As described in a previous article, P1 and P2 represent the total number of fixating points within circles of 1° and 2° respectively. Another parameter used to characterize the fixation pattern is the BCEA which represents the area in square degrees of the ellipse that includes either 63% or 95% of the fixation positions18. The MMS is the mean sensitivity of the central 37 loci (enclosed by a circle with a 10°diameter)29,30.

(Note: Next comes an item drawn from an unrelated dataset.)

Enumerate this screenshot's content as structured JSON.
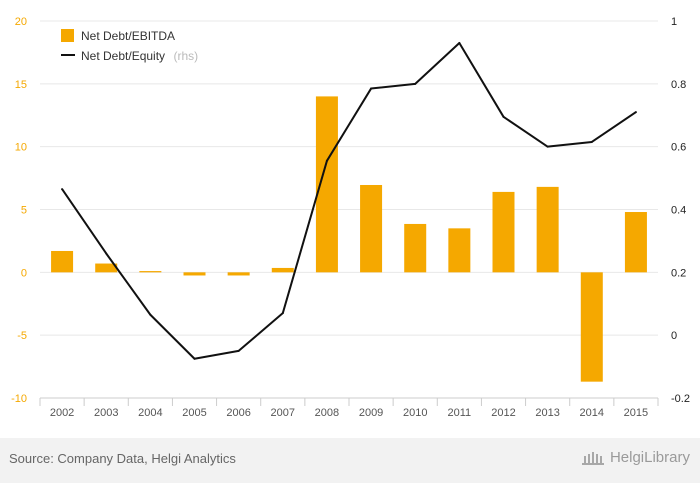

The instrument records the fixation location using an auto eye-tracking system that identifies eye positions relative to an anatomic landmark. The automatic funds eye-tracking system enables the accurate projection of stimuli to ensure the same points on the retina during the follow-ups9. We set the macular hole as the fixation centre before surgery during the MAIA examination, and focal fixation was mainly located in the 2° range, which corresponds to the position of the foveola31. According to fixation location, patients were divided into superior (S), inferior (I), nasal (N), temporal (T) and foveolar (F) fixation locations (Fig. 4).

Figure 4
figure 4

Division diagram of the fixation location based on microperimetry examination results. The inner circle and outer circle represent the 2° and 10° fixation ranges of the macular area respectively. The lines between the two circles are ± 45° with the horizontal line. Fixation locations beyond the foveola were divided into superior, inferior, nasal and temporal fixation locations.

Surgical procedure

All surgeries included in the study were performed by the same vitreoretinal specialist (H. QH.). A standard sutureless (25 G) 3-port PPV was performed for all patients, including the induction of posterior vitreous detachment when required. An intravitreal injection of indocyanine green (5 mg/mL) was performed to better visualize the ILM. The ILM was peeled off in a circular fashion for approximately 2 disc diameters around the macular hole, and the remaining ILM around the macular hole was trimmed short and massaged gently over the MH until the ILM became inverted7,32. Phacoemulsification with implantation of the intraocular lens and circular dissection of the posterior capsule was performed simultaneously for patients with cataracts or those older than 50 years. Sterile air was used to tamponade the vitreous cavity, and patients were instructed to maintain a prone position while awake for at least 4 days postoperatively.

Statistical analysis

For statistical analysis, the BCVA was converted to logarithm of the minimal angle of the resolution scale33 (logMAR) units. The parameters are presented as the mean ± standard deviation (SD). Comparisons of data between different groups were analysed with the Kruskal–Wallis test. Spearman analysis was performed to investigate the correlation between BCVA and MAIA parameters. Statistical analysis was performed using SPSS statistics software, version 19.0 (IBM, Armonk, New York, USA). Differences were considered significant at P < 0.05.